Even in less dramatic pandemic times, Lothar Wieler is a man of clear words.

But his collar has never burst as violently as on Wednesday in public.

Germany is in a "dire emergency" and will experience a "bad Christmas", the RKI boss prophesied and sharply criticized the Corona policy: too sluggish, too careless, too much opened too quickly, although the scenarios for the winter have been open since July were known.

After 21 months, Wieler grumbled, he could no longer bear the fact that he and the virologists were not being listened to.

In fact, the corona situation in Germany has never been as dramatic as in this second pandemic winter - but unfortunately you still don't get the impression that German politics is resolutely countering this drama.

It's like a déjà vu: like a year ago, politics has been appeasing and waiting since the summer, when the number of infections was still deceptively low.

And even now, since the infection curve rises up like a vertical line, the parties, like on Thursday in the Bundestag, are more concerned with pointing the blame and party-political bickering than with pragmatic solutions.

Why not a “Corona coalition”?

It is true: the interregnum between the old and the new government does not make crisis management any easier. Nonetheless, many citizens are likely to wonder why the old government and the likely new government haven't sat down at the table with the prime ministers for a long time. Why did a non-partisan “Corona coalition” not agree on a new infection protection law before the constitution of the new Bundestag, which would have found a majority in the Bundestag beyond the traffic lights and which could have been implemented in concert in the federal states?

Instead: procedural small and small and political lack of instinct everywhere. The traffic light coalition, who wanted to stand for a new departure, walled themselves in for weeks in their coalition talks, while the country slid deeper and deeper into disaster. The fact that their Infection Protection Act does not allow a general lockdown or school closings in the worst phase of the pandemic is evidence of myopia. According to the opening clause, the federal states can in future, among other things, prohibit leisure and sporting events and, if necessary, also forbid gatherings in public places - given the dynamics of the infection, it is at least questionable whether such selective regulations are still sufficient for a rapid trend reversal.

The example of Austria, which first tried a lockdown for the unvaccinated, but has now imposed a general lockdown and compulsory vaccination again, gives rise to fears that Germany will soon have no other choice either.

The only difference is that it would then not be possible to act quickly because there is no longer a corresponding legal basis.

The comprehensive 2-G regulation, which was decided depending on the hospitalization rate, is correct, but should have come much earlier.

Now its effects will only show in a few weeks - until then, many people will end up in intensive care units every day.

If you are lucky enough to get a bed.

Systemic political discouragement

In the crisis, it becomes painfully evident how systemic political indolence, discouragement and client thinking have long been in Germany. When it comes to compulsory vaccination and lockdown, the FDP clings to its pathos of freedom out of fear that the liberal base could resent both of them as deprivation of liberty. For months it has been indicated that the effectiveness of the vaccine protection wears off faster than hoped. Even so, there was no large-scale vaccination campaign, many vaccination centers were closed and it is now taking weeks to reactivate them - although, unlike last year, there is plenty of vaccine available. And while booster vaccinations have long been administered unbureaucratically to everyone over the age of 18 in many countries, the STIKO in Germany gives endless advice in order to come to the same result weeks later.

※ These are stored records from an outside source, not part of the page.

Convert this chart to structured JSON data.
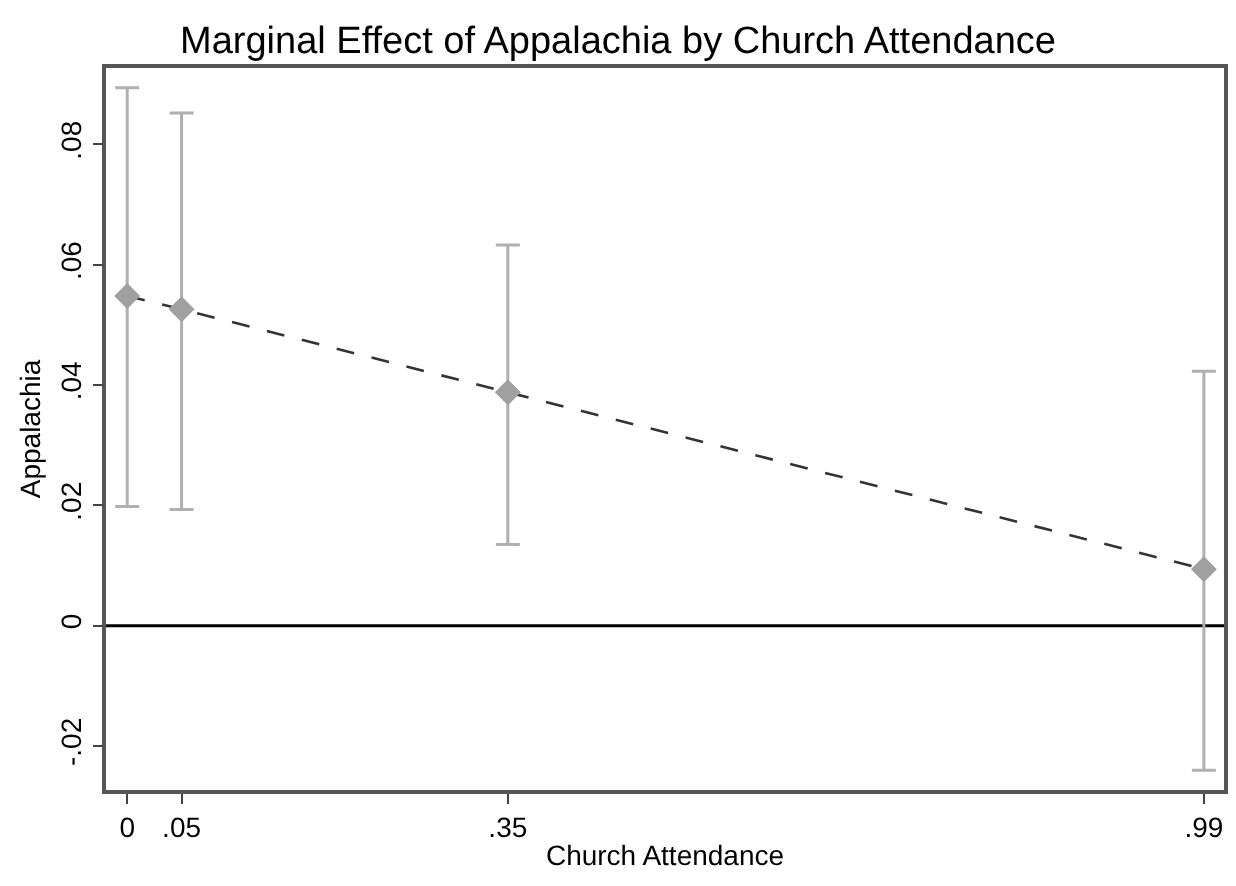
{
  "chart_data": {
    "type": "scatter",
    "title": "Marginal Effect of Appalachia by Church Attendance",
    "xlabel": "Church Attendance",
    "ylabel": "Appalachia",
    "x": [
      0,
      0.05,
      0.35,
      0.99
    ],
    "series": [
      {
        "type": "line",
        "color": "#333333",
        "values": [
          0.0548,
          0.0526,
          0.0388,
          0.0094
        ],
        "line_style": "dashed",
        "marker": "none"
      },
      {
        "color": "#a0a0a0",
        "values": [
          0.0548,
          0.0526,
          0.0388,
          0.0094
        ],
        "marker": "diamond",
        "errors": [
          [
            0.0198,
            0.0894
          ],
          [
            0.0193,
            0.0852
          ],
          [
            0.0135,
            0.0633
          ],
          [
            -0.024,
            0.0423
          ]
        ]
      }
    ],
    "xlim": [
      -0.0195,
      1.0085
    ],
    "xticks": [
      0,
      {
        "value": 0.05,
        "label": ".05"
      },
      {
        "value": 0.35,
        "label": ".35"
      },
      {
        "value": 0.99,
        "label": ".99"
      }
    ],
    "ylim": [
      -0.0273,
      0.0927
    ],
    "yticks": [
      {
        "value": -0.02,
        "label": "-.02"
      },
      0,
      {
        "value": 0.02,
        "label": ".02"
      },
      {
        "value": 0.04,
        "label": ".04"
      },
      {
        "value": 0.06,
        "label": ".06"
      },
      {
        "value": 0.08,
        "label": ".08"
      }
    ],
    "ref_lines": [
      {
        "axis": "y",
        "value": 0,
        "color": "#000000"
      }
    ],
    "grid": false
  }
}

In France, President Emmanuel Macron launched a decisive vaccination campaign at an early stage and introduced compulsory vaccination for staff in hospitals, nursing homes and pharmacies as early as September.

Opponents of vaccination have to expect wage cuts;

If you are over 65 and cannot be boosted, your health card will expire.

And that in a country whose protest culture is much more pronounced than ours.

France is a centralized state, Germany is not.

But more courage to make clear decisions against resistance would be enough to get started.